這一席話落,便如一顆顆石子砸落在眾人心間,激起波瀾,所有人看向阮蘅的目光也變了味兒。

阮蘅如今早已不是遇事驚慌的懵懂少女,這兩個月來,所有來治天花的人中也並非都能安然無恙回去的,若本身就有病症,即便是輕症天花也斷然熬不過去。

可她在收診時病患,她都命人查驗過身子是否有其他隱疾,這幾個孩子都是沒有問題的。

阮蘅走近了些瞧,見幾個孩子麵色發紫,紫中泛黑,是中毒之狀,這五個孩子她都有些印象,“可都是一個小院中的?”

負責這間小院的夥計連忙點頭,“是,是,都是一間院子的孩子。”

一聽如此,阮蘅臉上更不見慌亂之色,“不說這藥沒有問題,就算有問題,也不會如此。我熬藥慣用大罐,一罐藥,我便會分成三碗藥汁,而這三碗藥我會讓人送去三個院子。”

阮蘅沒有再說一下去,可在場之人也明白,這就不會是藥出了問題,否則那就是三個院子的孩子都出了事。

方才那還在哭訴的婦人麵色大變,她怎知這一罐藥竟還有會有此門道,“你……你這是在狡辯,我的孩子就是在你彆院中出的事!”

她的方寸大亂,幾個孩子爹娘臉色一閃而過的慌亂都沒有逃過阮蘅的眼睛,阮蘅垂眸,“青禾,先尋個地方將五個孩子好生安葬,再將他們都扣押太守府。”

眾人一驚,那婦人麵色大駭,“你做什麼!憑什麼抓我,你是心虛了,怕你所做的醜事暴露,所以這才要我們都閉嘴,你好狠的心,不僅殺了我孩子,還要殺我。”

“我與你們說,昨夜樂安縣主與她那侍衛在偏院說話恰巧被我孩子聽見了,我孩子與我說了後,我嚇得渾身冷汗,告誡她不要往外亂說,卻不想今日還是遭此毒手,分明就是樂安縣主想殺人滅口。”

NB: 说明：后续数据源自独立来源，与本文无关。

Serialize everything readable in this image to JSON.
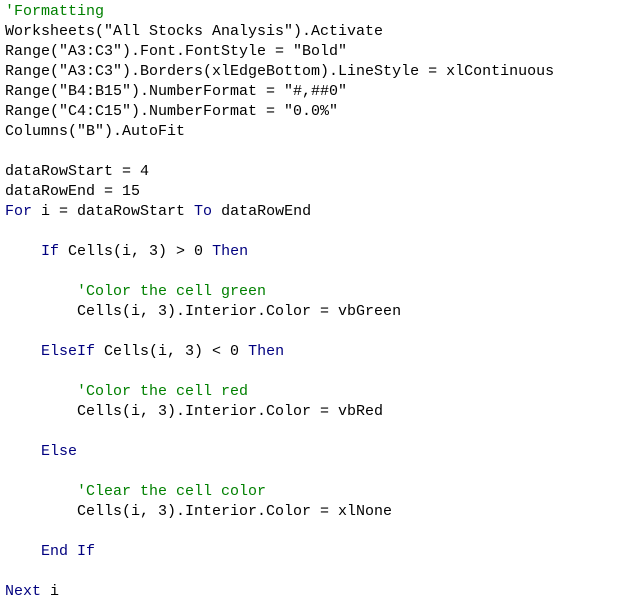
{
  "colors": {
    "background": "#ffffff",
    "plain": "#000000",
    "comment": "#008000",
    "keyword": "#00007f"
  },
  "code": {
    "lines": [
      [
        {
          "t": "comment",
          "v": "'Formatting"
        }
      ],
      [
        {
          "t": "plain",
          "v": "Worksheets(\"All Stocks Analysis\").Activate"
        }
      ],
      [
        {
          "t": "plain",
          "v": "Range(\"A3:C3\").Font.FontStyle = \"Bold\""
        }
      ],
      [
        {
          "t": "plain",
          "v": "Range(\"A3:C3\").Borders(xlEdgeBottom).LineStyle = xlContinuous"
        }
      ],
      [
        {
          "t": "plain",
          "v": "Range(\"B4:B15\").NumberFormat = \"#,##0\""
        }
      ],
      [
        {
          "t": "plain",
          "v": "Range(\"C4:C15\").NumberFormat = \"0.0%\""
        }
      ],
      [
        {
          "t": "plain",
          "v": "Columns(\"B\").AutoFit"
        }
      ],
      [],
      [
        {
          "t": "plain",
          "v": "dataRowStart = 4"
        }
      ],
      [
        {
          "t": "plain",
          "v": "dataRowEnd = 15"
        }
      ],
      [
        {
          "t": "keyword",
          "v": "For"
        },
        {
          "t": "plain",
          "v": " i = dataRowStart "
        },
        {
          "t": "keyword",
          "v": "To"
        },
        {
          "t": "plain",
          "v": " dataRowEnd"
        }
      ],
      [],
      [
        {
          "t": "plain",
          "v": "    "
        },
        {
          "t": "keyword",
          "v": "If"
        },
        {
          "t": "plain",
          "v": " Cells(i, 3) > 0 "
        },
        {
          "t": "keyword",
          "v": "Then"
        }
      ],
      [],
      [
        {
          "t": "plain",
          "v": "        "
        },
        {
          "t": "comment",
          "v": "'Color the cell green"
        }
      ],
      [
        {
          "t": "plain",
          "v": "        Cells(i, 3).Interior.Color = vbGreen"
        }
      ],
      [],
      [
        {
          "t": "plain",
          "v": "    "
        },
        {
          "t": "keyword",
          "v": "ElseIf"
        },
        {
          "t": "plain",
          "v": " Cells(i, 3) < 0 "
        },
        {
          "t": "keyword",
          "v": "Then"
        }
      ],
      [],
      [
        {
          "t": "plain",
          "v": "        "
        },
        {
          "t": "comment",
          "v": "'Color the cell red"
        }
      ],
      [
        {
          "t": "plain",
          "v": "        Cells(i, 3).Interior.Color = vbRed"
        }
      ],
      [],
      [
        {
          "t": "plain",
          "v": "    "
        },
        {
          "t": "keyword",
          "v": "Else"
        }
      ],
      [],
      [
        {
          "t": "plain",
          "v": "        "
        },
        {
          "t": "comment",
          "v": "'Clear the cell color"
        }
      ],
      [
        {
          "t": "plain",
          "v": "        Cells(i, 3).Interior.Color = xlNone"
        }
      ],
      [],
      [
        {
          "t": "plain",
          "v": "    "
        },
        {
          "t": "keyword",
          "v": "End If"
        }
      ],
      [],
      [
        {
          "t": "keyword",
          "v": "Next"
        },
        {
          "t": "plain",
          "v": " i"
        }
      ]
    ]
  }
}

“告訴大夥兒,什麼樂安縣主,她分明就是叛國逆賊之輩,獻王起兵謀反,她與他就是同流合汙!他們都是逆賊!”

阮蘅臉色終究是陰沉下來,“你說什麼——”

“沒聽見嗎?我說你與獻王是逆賊!”

眾人聽了那婦人的話一片嘩然,紛紛看向阮蘅,議論聲不絕於耳。

“獻王起兵謀反?不是說獻王隻是出城回京嗎?怎麼就謀反了!”

“出城回京不也是樂安縣主說的嗎,她會與你說獻王是謀反?”

“先前瞧著獻王為國為民,卻不想他竟會謀反?”

“知人知麵不知心啊。”

……

每一句話都猶如萬千枚銀針紮在阮蘅心裡,她死死盯著坐在正中央的那婦人,藏在袖中的手都攥緊。

那婦人見眾人已頻頻議論,愈發得意,“什麼為國為民,不過是為了騙取民心罷了,你們不想想,蓉城原本什麼事也沒有,偏偏獻王來了天花也來了,城中天花肆虐,為官者早已舉家逃出蓉城了,他偏偏留了下來,堂堂大梁國獻王殿下,需要親自留在城中嗎!”

“我告訴你們,獻王起兵謀反之事在城外早已傳遍了,偏偏蓉城卻什麼也不知,就是她!”那婦人直指阮蘅,“就是她瞞著整個蓉城!她惺惺作態,讓你們都以為他們夫妻二人是救世主,讓你們死心塌地,對他們感激涕零,實則為的就是想日後名正言順、心安理得地登上皇位。”

偏院中圍觀者愈來愈多,一個個恨不得擠破頭往內瞧,看向阮蘅的目光哪裡還有先前的敬重與感激。

旁人的猜忌、惶恐、不解、憤恨紛至遝來……險些將阮蘅吞噬。

見場麵愈發混亂,那婦人站起身,“樂安縣主,你敢不敢當著眾人的麵說獻王不是起兵奪位,而你並未封鎖著消息不讓蓉城知曉!”

阮蘅咬著牙,短短“不是”二字已在嘴邊,可她無論如何也說不出口。

李玠確是起兵謀反,蓉城消息也是她封鎖的,她根本無可辯駁。

阮蘅的沉默無異於承認了此事,眾人神色又變了變,鄙夷之色不加掩飾。

阮蘅看著眾人的反應,突然又想起師傅說的那句話:醫者能醫人生老三千疾,唯醫不了人心。

她與李玠做了那麼多,依舊抵不過一句眾人聽之儘信的荒謬之言。

“這就是你的目的?”一字一句疏而不漏,試問一個剛剛失去孩子的母親,怎會有如此理智,如此嚴謹的條理。

顯而易見,所有事情都是衝著她和李玠來的,為的就是要讓她失信於民,並捅出他起兵之事。